George Will may have put it indelicately, but polls back up his contention that the issue of same-sex marriage provokes very different responses by generation.

“There is something like an emerging consensus,” the conservative commentator said Dec. 8 on ABC News This Week. “Quite literally, the opposition to gay marriage is dying. It’s old people.”

Three states recently approved gay marriage by popular vote. And now the Supreme Court (there’s an older demographic) announced it will take up two cases on the topic. The court will consider whether same-sex marriage is a right and whether state and federal laws opposing it can hold up under the Constitution.

Over recent years, the opposition to same-sex marriage has steadily declined. But still, the older the person, the more likely that person is to be against it.

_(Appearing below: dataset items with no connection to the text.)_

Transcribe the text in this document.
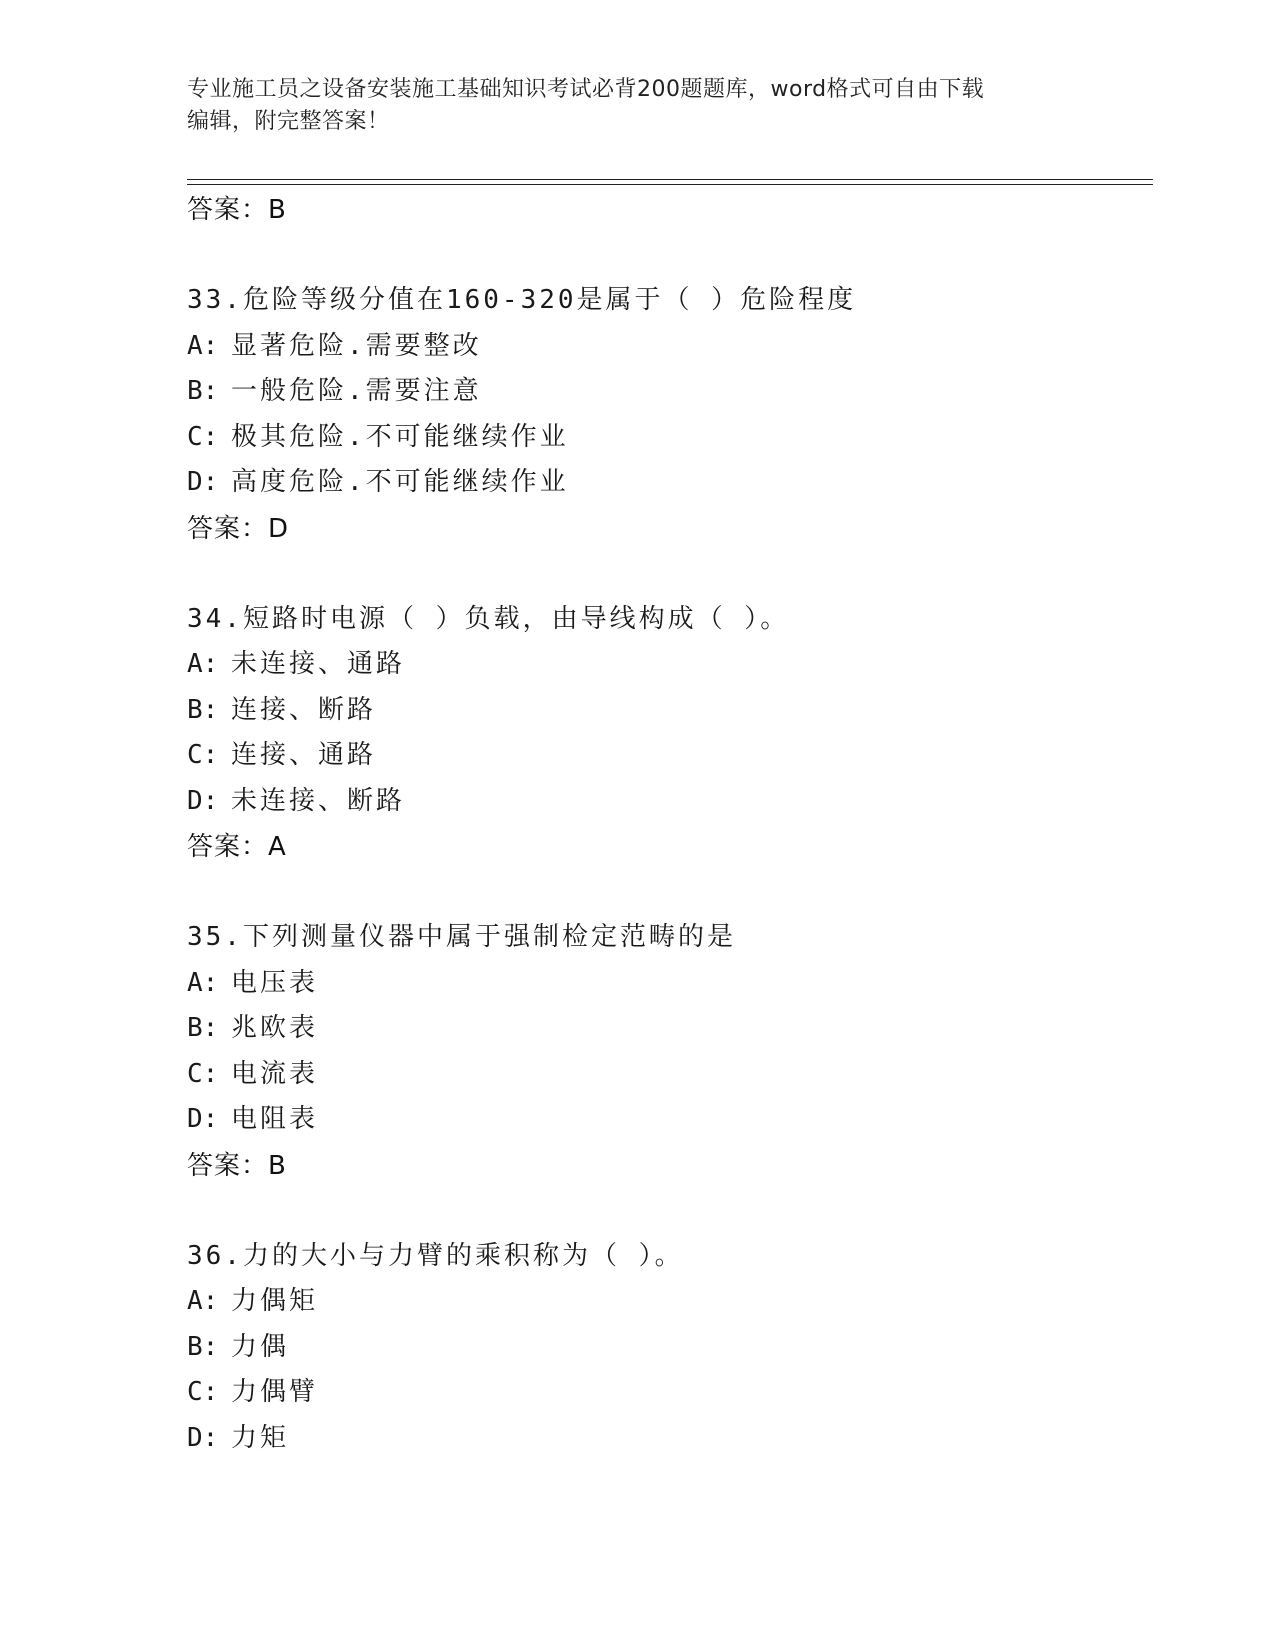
专业施工员之设备安装施工基础知识考试必背200题题库，word格式可自由下载
编辑，附完整答案！
答案：B
33.危险等级分值在160-320是属于（ ）危险程度
A: 显著危险.需要整改
B: 一般危险.需要注意
C: 极其危险.不可能继续作业
D: 高度危险.不可能继续作业
答案：D
34.短路时电源（ ）负载，由导线构成（ ）。
A: 未连接、通路
B: 连接、断路
C: 连接、通路
D: 未连接、断路
答案：A
35.下列测量仪器中属于强制检定范畴的是
A: 电压表
B: 兆欧表
C: 电流表
D: 电阻表
答案：B
36.力的大小与力臂的乘积称为（ ）。
A: 力偶矩
B: 力偶
C: 力偶臂
D: 力矩
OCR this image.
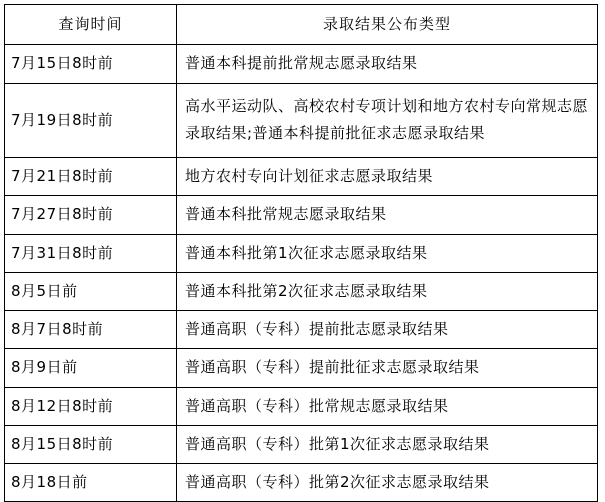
查询时间	录取结果公布类型
7月15日8时前	普通本科提前批常规志愿录取结果
7月19日8时前	高水平运动队、高校农村专项计划和地方农村专向常规志愿录取结果;普通本科提前批征求志愿录取结果

7月21日8时前	地方农村专向计划征求志愿录取结果
7月27日8时前	普通本科批常规志愿录取结果
7月31日8时前	普通本科批第1次征求志愿录取结果
8月5日前	普通本科批第2次征求志愿录取结果
8月7日8时前	普通高职（专科）提前批志愿录取结果
8月9日前	普通高职（专科）提前批征求志愿录取结果
8月12日8时前	普通高职（专科）批常规志愿录取结果
8月15日8时前	普通高职（专科）批第1次征求志愿录取结果
8月18日前	普通高职（专科）批第2次征求志愿录取结果
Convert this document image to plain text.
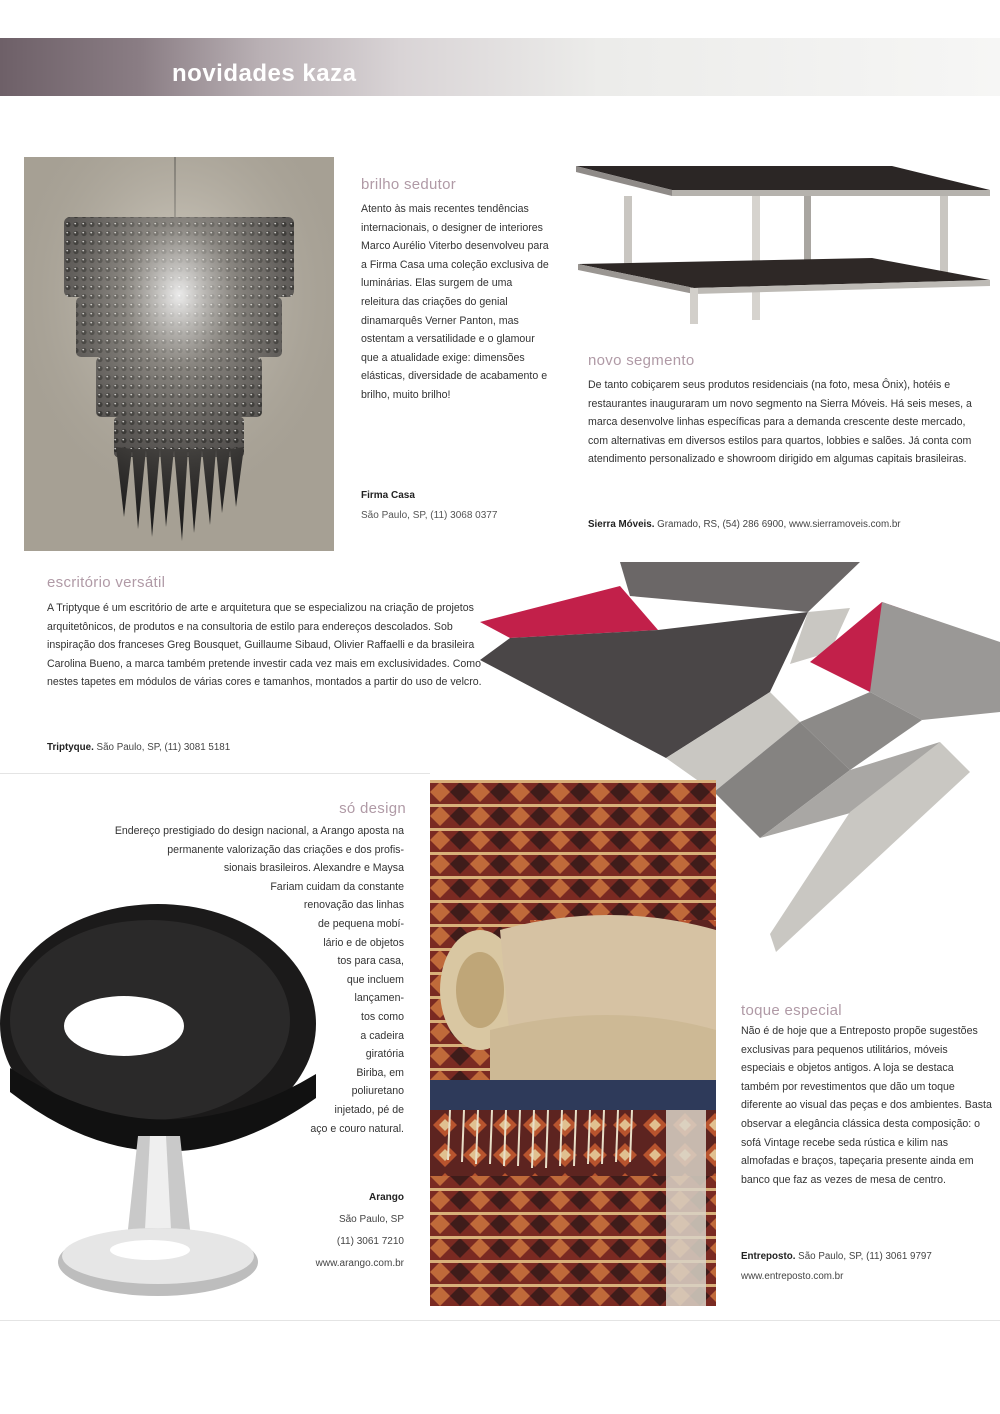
novidades kaza
brilho sedutor
Atento às mais recentes tendências internacionais, o designer de interiores Marco Aurélio Viterbo desenvolveu para a Firma Casa uma coleção exclusiva de luminárias. Elas surgem de uma releitura das criações do genial dinamarquês Verner Panton, mas ostentam a versatilidade e o glamour que a atualidade exige: dimensões elásticas, diversidade de acabamento e brilho, muito brilho!
Firma Casa
São Paulo, SP, (11) 3068 0377
novo segmento
De tanto cobiçarem seus produtos residenciais (na foto, mesa Ônix), hotéis e restaurantes inauguraram um novo segmento na Sierra Móveis. Há seis meses, a marca desenvolve linhas específicas para a demanda crescente deste mercado, com alternativas em diversos estilos para quartos, lobbies e salões. Já conta com atendimento personalizado e showroom dirigido em algumas capitais brasileiras.
Sierra Móveis. Gramado, RS, (54) 286 6900, www.sierramoveis.com.br
escritório versátil
A Triptyque é um escritório de arte e arquitetura que se especializou na criação de projetos arquitetônicos, de produtos e na consultoria de estilo para endereços descolados. Sob inspiração dos franceses Greg Bousquet, Guillaume Sibaud, Olivier Raffaelli e da brasileira Carolina Bueno, a marca também pretende investir cada vez mais em exclusividades. Como nestes tapetes em módulos de várias cores e tamanhos, montados a partir do uso de velcro.
Triptyque. São Paulo, SP, (11) 3081 5181
só design
Endereço prestigiado do design nacional, a Arango aposta na
permanente valorização das criações e dos profis-
sionais brasileiros. Alexandre e Maysa
Fariam cuidam da constante
renovação das linhas
de pequena mobí-
lário e de objetos
tos para casa,
que incluem
lançamen-
tos como
a cadeira
giratória
Biriba, em
poliuretano
injetado, pé de
aço e couro natural.
Arango
São Paulo, SP
(11) 3061 7210
www.arango.com.br
toque especial
Não é de hoje que a Entreposto propõe sugestões exclusivas para pequenos utilitários, móveis especiais e objetos antigos. A loja se destaca também por revestimentos que dão um toque diferente ao visual das peças e dos ambientes. Basta observar a elegância clássica desta composição: o sofá Vintage recebe seda rústica e kilim nas almofadas e braços, tapeçaria presente ainda em banco que faz as vezes de mesa de centro.
Entreposto. São Paulo, SP, (11) 3061 9797
www.entreposto.com.br
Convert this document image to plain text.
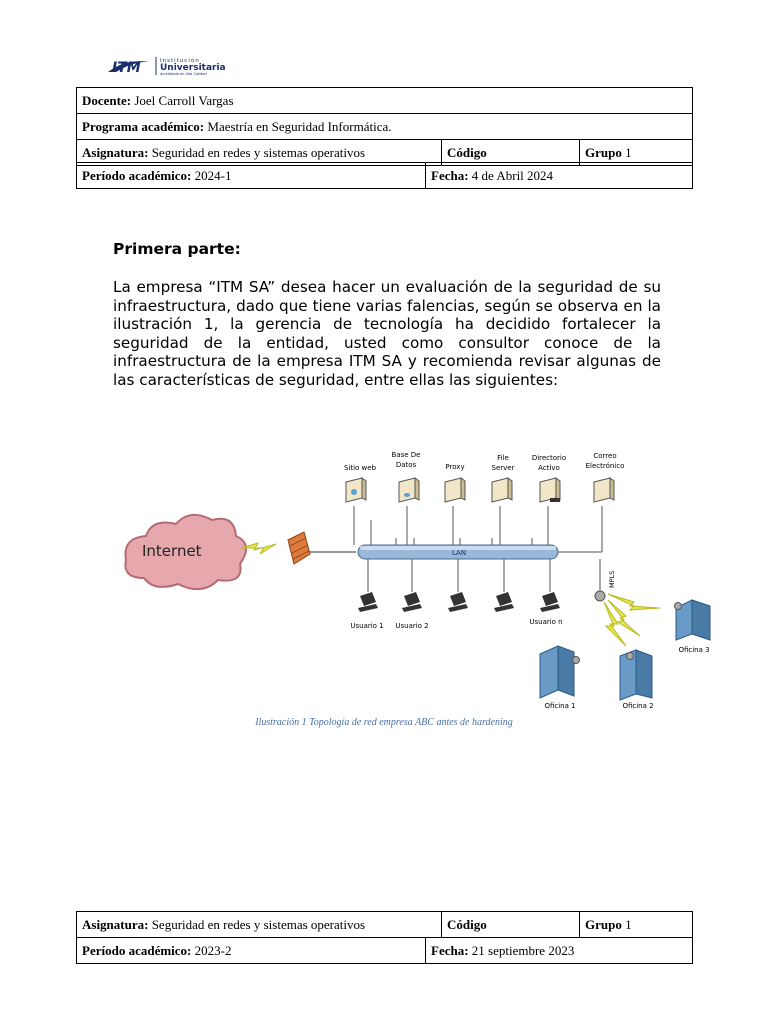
ITM	Institución
Universitaria
Acreditada en Alta Calidad
Docente: Joel Carroll Vargas
Programa académico: Maestría en Seguridad Informática.
Asignatura: Seguridad en redes y sistemas operativos	Código	Grupo 1
Período académico: 2024-1	Fecha: 4 de Abril 2024
Primera parte:
La empresa “ITM SA” desea hacer un evaluación de la seguridad de su infraestructura, dado que tiene varias falencias, según se observa en la ilustración 1, la gerencia de tecnología ha decidido fortalecer la seguridad de la entidad, usted como consultor conoce de la infraestructura de la empresa ITM SA y recomienda revisar algunas de las características de seguridad, entre ellas las siguientes:
Internet	LAN
Sitio web
Base De
Datos	Proxy
File
Server
Directorio
Activo
Correo
Electrónico
Usuario 1 Usuario 2	Usuario n
MPLS
Oficina 1	Oficina 2
Oficina 3
Ilustración 1 Topología de red empresa ABC antes de hardening
Asignatura: Seguridad en redes y sistemas operativos	Código	Grupo 1

Período académico: 2023-2	Fecha: 21 septiembre 2023
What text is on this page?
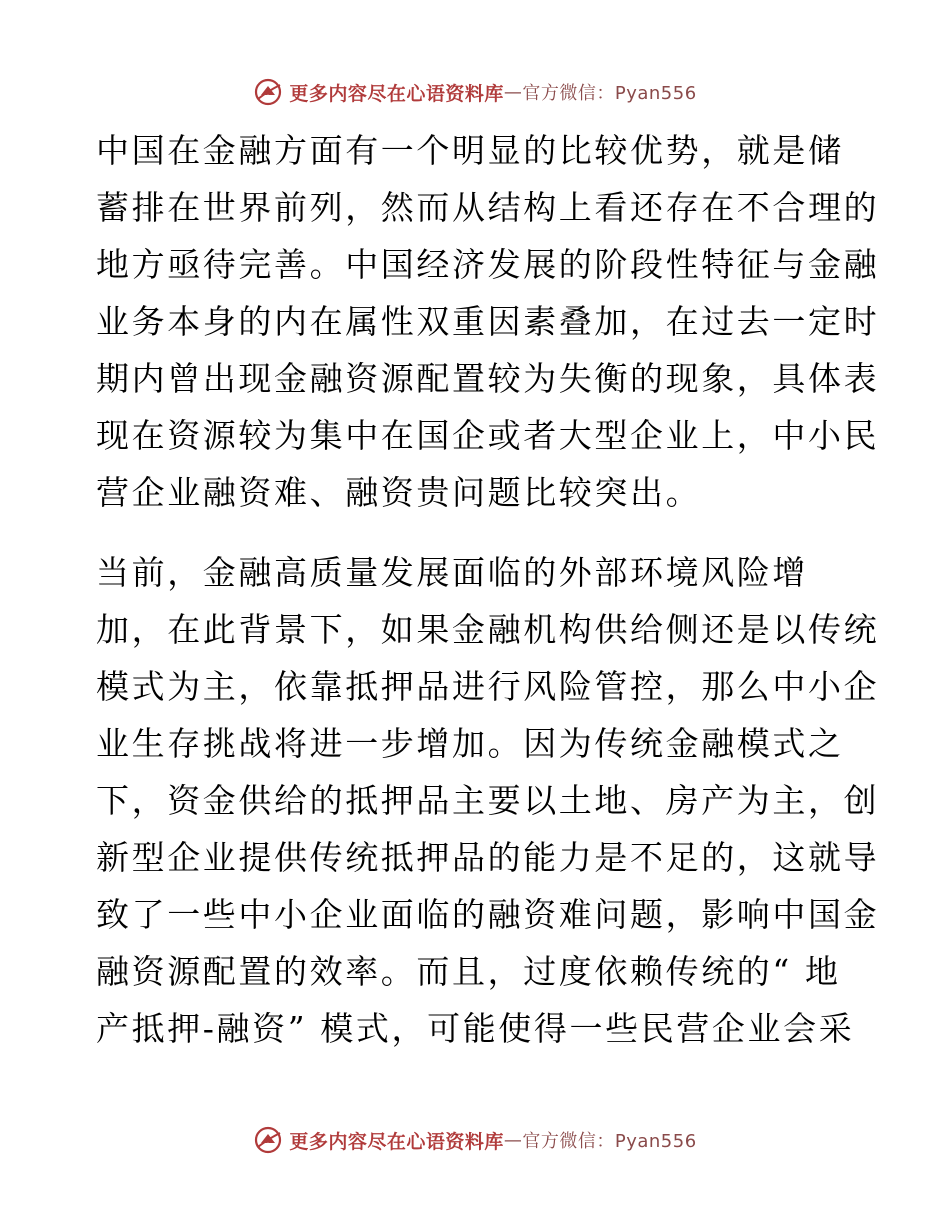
更多内容尽在心语资料库 — 官方微信：Pyan556
中国在金融方面有一个明显的比较优势，就是储
蓄排在世界前列，然而从结构上看还存在不合理的
地方亟待完善。中国经济发展的阶段性特征与金融
业务本身的内在属性双重因素叠加，在过去一定时
期内曾出现金融资源配置较为失衡的现象，具体表
现在资源较为集中在国企或者大型企业上，中小民
营企业融资难、融资贵问题比较突出。
当前，金融高质量发展面临的外部环境风险增
加，在此背景下，如果金融机构供给侧还是以传统
模式为主，依靠抵押品进行风险管控，那么中小企
业生存挑战将进一步增加。因为传统金融模式之
下，资金供给的抵押品主要以土地、房产为主，创
新型企业提供传统抵押品的能力是不足的，这就导
致了一些中小企业面临的融资难问题，影响中国金
融资源配置的效率。而且，过度依赖传统的“ 地
产抵押-融资” 模式，可能使得一些民营企业会采
更多内容尽在心语资料库 — 官方微信：Pyan556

The millennial generation – born in 1981 and later- is all for same-sex marriage, according to a November poll by the Pew Forum on Religion and Public Life. Nearly two-thirds favor it – twice the support from those born before 1946. About 41 percent of boomers approve and 51 percent of Generation X.

One trend shared by all four generations: support for same-sex marriage is increasing. And not all the increased support in the older generations results from the opposition dying.

Over the years many boomers and seniors have simply changed their minds, says Pew pollster Andrew Kohut. “Since 2004, support for gay marriage has increased from 30 percent to 40 percent among baby boomers, and even among seniors [from 18 percent to 32 percent],” he wrote in a New York Times piece.

Many polls show other demographic divides on same-sex marriage. Catholics are more likely to support it than Protestants, whites more than blacks, women more than men.

And any of them can change their mind.